The second world war was preceded by an economic depression with well-known, catastrophic consequences. The creation of the EU was an attempt to put the horrors of history firmly behind Europe.
That the Roma dispute has led to an evocation of that brutish past is telling. Last week, European Justice Commissioner Viviane Reding compared the French campaign against the Roma to Nazi behaviour during the world war, following the leak of a government circular that implied making a public spectacle of dismantling Roma camps was a government directive. A war of words ensued between Brussels and Paris, ending in Wednesday’s action against France.

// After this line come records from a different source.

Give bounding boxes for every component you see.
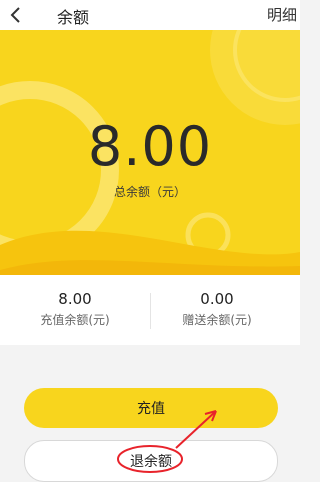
top-nav-bar: 余额 明细	[0, 0, 300, 30]
total-balance-value: 8.00	[87, 115, 213, 178]
recharge-button[interactable]: 充值	[24, 388, 278, 428]
balance-hero-card: 8.00 总余额（元）	[0, 30, 300, 295]
total-balance-label: 总余额（元）	[113, 185, 186, 199]
recharge-balance: 8.00 充值余额(元)	[0, 290, 150, 328]
back-chevron-icon[interactable]	[6, 4, 28, 26]
recharge-balance-label: 充值余额(元)	[40, 313, 110, 327]
detail-link[interactable]: 明细	[267, 4, 297, 25]
recharge-balance-value: 8.00	[58, 290, 92, 308]
gift-balance: 0.00 赠送余额(元)	[142, 290, 292, 328]
balance-breakdown: 8.00 充值余额(元) 0.00 赠送余额(元)	[0, 275, 300, 345]
gift-balance-value: 0.00	[200, 290, 234, 308]
gift-balance-label: 赠送余额(元)	[182, 313, 252, 327]
page-title: 余额	[57, 8, 90, 27]
refund-balance-button[interactable]: 退余额	[24, 440, 278, 482]
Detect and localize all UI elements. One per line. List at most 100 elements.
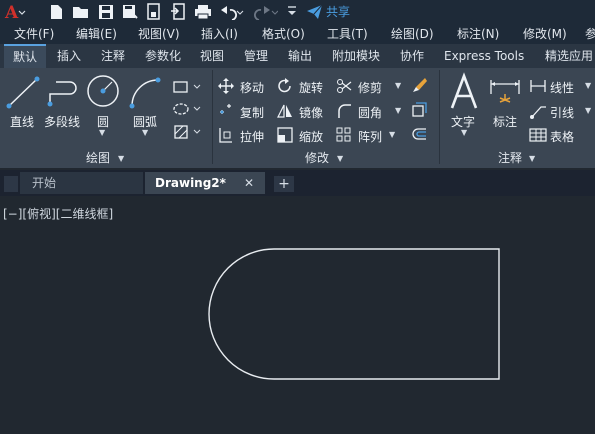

While Reding’s comparison is thought by many to have been overblown, the fact that internal migration within Europe is in the spotlight at a time of economic crisis is worrying. From Italy to the UK, politicians are pandering to local populations’ anxieties by taking an anti-migration stance. In Italy, Roberto Maroni, the interior minister, announced plans this month to make it easier to expel EU migrants with insufficient resources to support themselves.
In the UK, the Labour Party’s new leader, Ed Miliband, has raised the alarm over wages being driven down by Polish workers.
The spectre of the Polish plumber taking away jobs from the local citizens of rich western European countries is once again being raised, after having faded away in the years since the enlargement of the EU in 2004.
Next year, countries like Germany will have to open their borders to workers from Eastern European countries, a transitional period following enlargement that restricted these flows having come to an end. There are serious worries about the impact on local jobs. Far-right anti-immigration parties have been strengthened in recent elections in Sweden and the Netherlands.
These tendencies are not merely worrying for Europe, but have implications beyond its borders. Trade protectionism and further clamps on immigration from non-European countries are part of the same impulses. It is Brussels’ job to keep these at bay, but the economic crisis may have weakened the EU’s hand. For the rest of the world, this is not good news.